Ce poème inédit de Lamis Saidi est publié dans le dernier numéro de la revue de critique littéraire Fassl, un numéro consacré en entièrement à la poésie.


Lamis Saidi.

Je n’ai pas connu la maison de ma grand-mère
la maison qui est tombée suite au tremblement de terre d’octobre
en 1980
la maison est tombée mais elle n’a pas été détruite.
J’aime penser que les maisons ont des genoux
qui se dérobent quand le sol cesse d’être ferme sous les pieds.
Je n’ai pas connu la maison de ma grand-mère
la maison avec le muret de devant
auquel pendaient des grappes de raisin jaune tout l’été
jusqu’à fin septembre – début de la saison des tremblements de terre
la maison où les gens de passage frappaient à la porte
pour demander la permission de cueillir les fruits appétissants de la
vigne
une vigne née d’une simple tige, trouvée par ma tante, par hasard, au
bord de la route, et qu’elle a plantée avant de mourir à dix-sept ans.
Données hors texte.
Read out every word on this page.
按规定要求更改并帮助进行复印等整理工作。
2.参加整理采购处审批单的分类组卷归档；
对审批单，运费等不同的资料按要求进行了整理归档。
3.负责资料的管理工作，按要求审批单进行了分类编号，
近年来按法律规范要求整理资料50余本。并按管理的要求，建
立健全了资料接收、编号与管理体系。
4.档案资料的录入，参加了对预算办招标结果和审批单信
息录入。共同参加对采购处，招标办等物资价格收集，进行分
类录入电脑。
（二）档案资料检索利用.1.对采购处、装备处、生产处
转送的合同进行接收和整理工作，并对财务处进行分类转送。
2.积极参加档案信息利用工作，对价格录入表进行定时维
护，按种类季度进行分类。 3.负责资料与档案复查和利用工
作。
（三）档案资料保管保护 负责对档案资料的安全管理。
Je n’ai pas connu la maison de ma grand-mère
la maison qu’elle a reçue en héritage d’un mari généreux
(pas mon grand-père)
et qui est tombée quelques mois avant ma naissance

tombée dans une ville dont on a changé le nom
à laquelle on a donné le nom du fleuve qui, tari aujourd’hui, la traverse
comme une cicatrice : le Chlef.

Je n’ai pas connu la maison de ma grand-mère
mais ce sont des souvenirs pour mes grands frères
des anecdotes et des noms de voisins qu’ils se balancent
comme ils s’envoient le ballon à coups de pied
dans le petit appartement
le ballon qu’agile comme une ombre je rattrape au vol.

Je n’ai pas connu la maison de ma grand-mère
mais j’ai connu le manteau de l’Ayachi
un manteau qui ressemble beaucoup au pardessus d’Akaki
dans la célèbre nouvelle de Gogol
l’Ayachi, était un derviche qui faisait le tour des maisons
dans une boucle mystique
et qui a suivi ma grand-mère de sa maison tombée à la nouvelle
la bicoque, la berraka, je veux dire
un préfabriqué de forme rectangulaire
qui ressemble aux mobil-homes des stations balnéaires, en enfer
l’Ayachi auquel ma grand-mère préparait une tasse de café
chaque fois qu’il venait chercher
sa douceur
et qui est devenue l’unique fenêtre mitoyenne entre deux murs.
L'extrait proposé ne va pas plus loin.